Late last month Yahoo confirmed a state-sponsored hacker breached data of over 500 million user accounts, making it the biggest hack in history. There's still a lot of uncertainty of who was behind this hack, which occured in late 2014, but now the Internet company suffers another PR disaster as news leaked that Yahoo basically hacked the communications of all of its users on behalf of the US government!
Sources familiar with the matter confided to Reuters that Yahoo created a tool to scan all incoming e-mails for information that may be of interest to US intelligence officials, which includes the NSA and the FBI.
According to the report, Yahoo CEO Marissa Mayer obliged with the US government request to build a custom tool to wiretap all Yahoo e-mail users, a decision that led to the June 2015 departure of Chief Information Security Officer Alex Stamos. The policy may not be limited to Yahoo e-mail accounts, the Internet company also handles e-mails for customers of companies like BT and Sky, so those e-mail accounts are possibly also affected.
Some surveillance experts said this represents the first case to surface of a U.S. Internet company agreeing to an intelligence agency's request by searching all arriving messages, as opposed to examining stored messages or scanning a small number of accounts in real time.
It is not known what information intelligence officials were looking for, only that they wanted Yahoo to search for a set of characters. That could mean a phrase in an email or an attachment, said the sources, who did not want to be identified.
In a response to the press, Yahoo spokeswoman Kaitlin Kikalo confirmed the report and said “Yahoo is a law abiding company, and complies with the laws of the United States."

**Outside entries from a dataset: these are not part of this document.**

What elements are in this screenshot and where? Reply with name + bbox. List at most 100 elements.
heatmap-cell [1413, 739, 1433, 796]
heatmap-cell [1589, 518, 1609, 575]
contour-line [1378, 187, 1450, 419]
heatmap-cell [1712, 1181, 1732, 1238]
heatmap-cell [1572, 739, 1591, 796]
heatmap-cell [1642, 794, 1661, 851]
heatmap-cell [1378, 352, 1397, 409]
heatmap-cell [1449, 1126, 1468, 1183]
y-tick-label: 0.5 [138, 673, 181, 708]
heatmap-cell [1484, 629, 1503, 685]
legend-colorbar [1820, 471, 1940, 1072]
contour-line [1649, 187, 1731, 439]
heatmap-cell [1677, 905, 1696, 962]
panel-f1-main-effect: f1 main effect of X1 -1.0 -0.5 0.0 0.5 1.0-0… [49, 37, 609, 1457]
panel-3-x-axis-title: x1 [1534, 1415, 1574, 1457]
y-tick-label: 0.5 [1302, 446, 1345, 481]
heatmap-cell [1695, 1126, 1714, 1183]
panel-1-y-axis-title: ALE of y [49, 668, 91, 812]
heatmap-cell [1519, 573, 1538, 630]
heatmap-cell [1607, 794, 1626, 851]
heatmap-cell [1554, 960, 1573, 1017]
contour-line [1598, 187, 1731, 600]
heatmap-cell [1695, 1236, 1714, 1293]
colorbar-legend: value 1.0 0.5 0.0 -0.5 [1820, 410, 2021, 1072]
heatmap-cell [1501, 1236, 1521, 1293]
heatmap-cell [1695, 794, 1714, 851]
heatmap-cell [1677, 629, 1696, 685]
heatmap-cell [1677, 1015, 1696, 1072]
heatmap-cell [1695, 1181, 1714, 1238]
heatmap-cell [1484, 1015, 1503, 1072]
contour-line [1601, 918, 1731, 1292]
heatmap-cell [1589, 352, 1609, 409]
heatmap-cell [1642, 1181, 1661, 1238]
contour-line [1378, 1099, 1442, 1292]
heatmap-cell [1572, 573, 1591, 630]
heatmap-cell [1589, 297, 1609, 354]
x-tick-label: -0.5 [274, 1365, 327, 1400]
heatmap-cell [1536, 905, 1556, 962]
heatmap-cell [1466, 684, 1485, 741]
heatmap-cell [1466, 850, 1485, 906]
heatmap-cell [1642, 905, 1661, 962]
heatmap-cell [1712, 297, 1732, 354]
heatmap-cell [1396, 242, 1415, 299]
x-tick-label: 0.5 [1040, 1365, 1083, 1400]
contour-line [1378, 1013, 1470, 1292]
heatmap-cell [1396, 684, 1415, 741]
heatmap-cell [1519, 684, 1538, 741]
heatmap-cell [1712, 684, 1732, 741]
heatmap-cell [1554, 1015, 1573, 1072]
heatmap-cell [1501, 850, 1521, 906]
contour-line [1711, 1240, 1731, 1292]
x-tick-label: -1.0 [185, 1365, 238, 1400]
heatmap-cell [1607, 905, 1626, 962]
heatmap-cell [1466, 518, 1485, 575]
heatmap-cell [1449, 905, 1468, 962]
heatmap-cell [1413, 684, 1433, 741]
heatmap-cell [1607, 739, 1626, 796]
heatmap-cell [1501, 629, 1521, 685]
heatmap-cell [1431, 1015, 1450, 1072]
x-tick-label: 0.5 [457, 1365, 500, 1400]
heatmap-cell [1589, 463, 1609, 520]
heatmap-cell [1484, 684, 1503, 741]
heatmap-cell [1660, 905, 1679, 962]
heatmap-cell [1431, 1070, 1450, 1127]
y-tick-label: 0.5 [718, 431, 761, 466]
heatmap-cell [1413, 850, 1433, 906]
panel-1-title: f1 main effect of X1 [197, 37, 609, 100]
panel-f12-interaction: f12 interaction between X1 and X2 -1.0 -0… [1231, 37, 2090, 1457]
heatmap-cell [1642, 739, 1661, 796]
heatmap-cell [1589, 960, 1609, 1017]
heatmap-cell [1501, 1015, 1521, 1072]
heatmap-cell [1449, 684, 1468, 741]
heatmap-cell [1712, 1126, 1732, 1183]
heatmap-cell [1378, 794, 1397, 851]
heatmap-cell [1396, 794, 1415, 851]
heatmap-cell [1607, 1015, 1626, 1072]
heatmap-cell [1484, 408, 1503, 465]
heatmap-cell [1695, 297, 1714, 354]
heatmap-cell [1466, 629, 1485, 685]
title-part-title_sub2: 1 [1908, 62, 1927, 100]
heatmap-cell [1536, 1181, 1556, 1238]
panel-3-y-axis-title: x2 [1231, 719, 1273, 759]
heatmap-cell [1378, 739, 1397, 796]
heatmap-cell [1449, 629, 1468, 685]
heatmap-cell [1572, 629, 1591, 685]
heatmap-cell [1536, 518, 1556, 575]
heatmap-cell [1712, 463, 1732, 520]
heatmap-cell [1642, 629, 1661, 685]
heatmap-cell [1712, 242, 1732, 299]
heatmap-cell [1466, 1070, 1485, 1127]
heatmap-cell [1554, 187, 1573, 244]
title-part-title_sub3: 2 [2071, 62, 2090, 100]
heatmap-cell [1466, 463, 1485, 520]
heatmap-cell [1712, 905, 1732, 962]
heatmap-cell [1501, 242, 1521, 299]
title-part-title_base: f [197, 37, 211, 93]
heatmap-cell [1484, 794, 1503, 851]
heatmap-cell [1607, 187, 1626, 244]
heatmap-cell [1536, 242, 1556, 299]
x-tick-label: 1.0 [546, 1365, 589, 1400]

However, it seems Yahoo is the only Internet giant that complied so happily with the request to spy on its users. ARS Technica received responses from Google and Microsoft. The latter denied it's engaged in the secret scanning of e-mail but refused to answer follow-up questions, while Google flat out said they would never comply with such a request:
A spokeswoman for Microsoft, Kim Kurseman, e-mailed Ars this statement, and also declined further questions: “We have never engaged in the secret scanning of email traffic like what has been reported today about Yahoo.”
For its part, Google was the most unequivocal. Spokesman Aaron Stein e-mailed: "We've never received such a request, but if we did, our response would be simple: 'no way.'"
Apple declined to give a statement but points the press to CEO Tim Cook's official letter on consumer privacy, which reads in part:
I want to be absolutely clear that we have never worked with any government agency from any country to create a backdoor in any of our products or services. We have also never allowed access to our servers. And we never will.